Como bem disseram Daniel Ziblat e Steven Levitsky, as democracias contemporâneas não são golpeadas com tanques nas ruas. O processo se dá de modo silencioso. Mas isso também não deveria ser novidade para ninguém. O fascismo italiano e nazismo também foram se consolidando de forma silenciosa, conformando os espíritos, anestesiando, enquanto a vida seguia. Em Léxico familiar, romance de Natalia Ginzburg, cujo pano de fundo é a ascensão e consolidação do regime fascista de Mussolini, somos confrontados com o modo sorrateiro que o terror vai mostrando seus dentes. Assim Natalia nos conta que os pais da cunhada foram presos "como muitos judeus infelizes que não acreditaram na perseguição. (...) -Nós somos pessoas pacatas! Ninguém faz nada contra pessoas pacatas! (...) -Quem vai bulir com a gente? Somos pessoas pacatas. Desse modo, os alemães os levaram, ela, a mãe, baixa, simples e alegre, doente do coração, ele, o pai, pesado, pacato." E em outro trecho, de forma mais dura, lemos o seguinte:

"Nós achávamos que a guerra iria virar e revirar imediatamente a vida de todos. Durante anos, ao contrário, muita gente permaneceu sem ser incomodada em sua casa, continuando a fazer o que sempre fizera. De repente, quando cada um já achava que no fundo se livrara por pouco e não haveria nenhum transtorno, nem casas destruídas, nem fugas ou perseguições, explodiram bombas e minas por toda parte e as casas desabaram, as ruas se encheram de ruínas, de soldados e de fugitivos. E não havia mais ninguém que pudesse fingir que nada estava acontecendo".

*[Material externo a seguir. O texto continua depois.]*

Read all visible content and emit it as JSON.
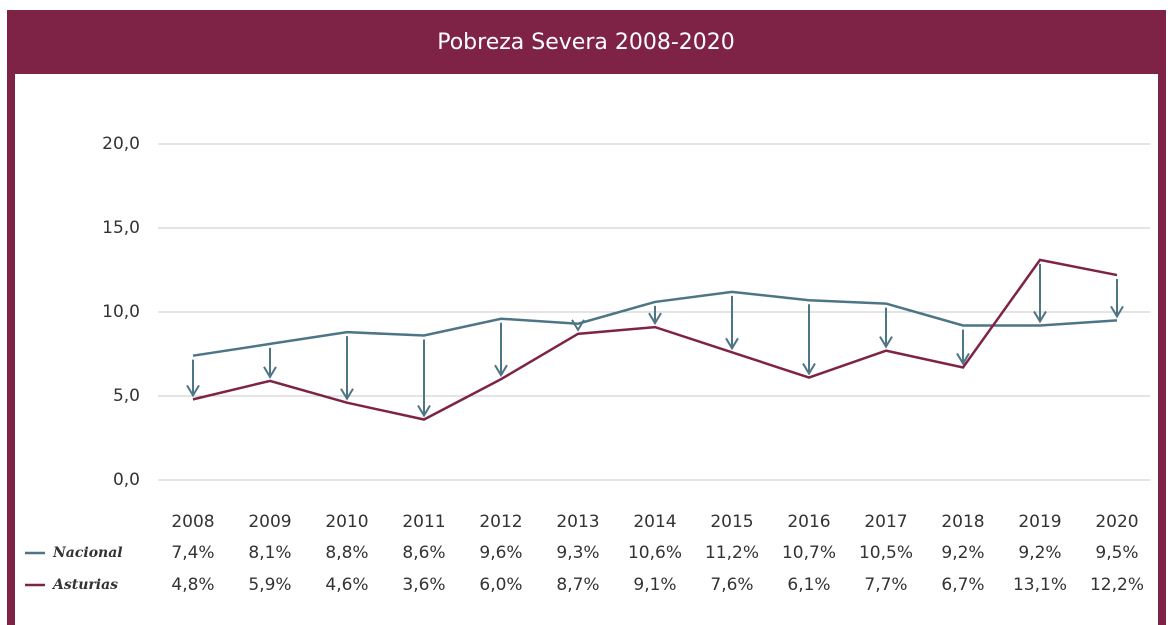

Até quando vamos seguir fingindo que nada está acontecendo? Bolsonaro não é incompetente, não podemos seguir chamando-o de despreparado, apesar de toda sua limitação intelectual e de toda sua decrepitude moral, ele se mostra cada dia mais confortável e mais livre para colocar em prática o seu projeto autoritário de destruição. Bolsonaro pode ser uma mula manca, um político insignificante que veio do baixo clero, que por muito tempo foi um peso morto na política brasileiro. Mas hoje é essa mula manca que está sentada na cadeira da presidência golpeando diariamente a nação. Bolsonaro apequena o Brasil, apequena as instituições, envergonha o povo. Mas os coices diários do antipresidente são provas irrefutáveis dos muitos problemas que, como nação, nunca fomos capazes de superar: o racismo, o patrimonialismo, a promiscuidade entre interesses privados e públicos, uma elite com síndrome de viralatismo que nos fazem reféns de uma condição de dependência e morte.  

Até quando?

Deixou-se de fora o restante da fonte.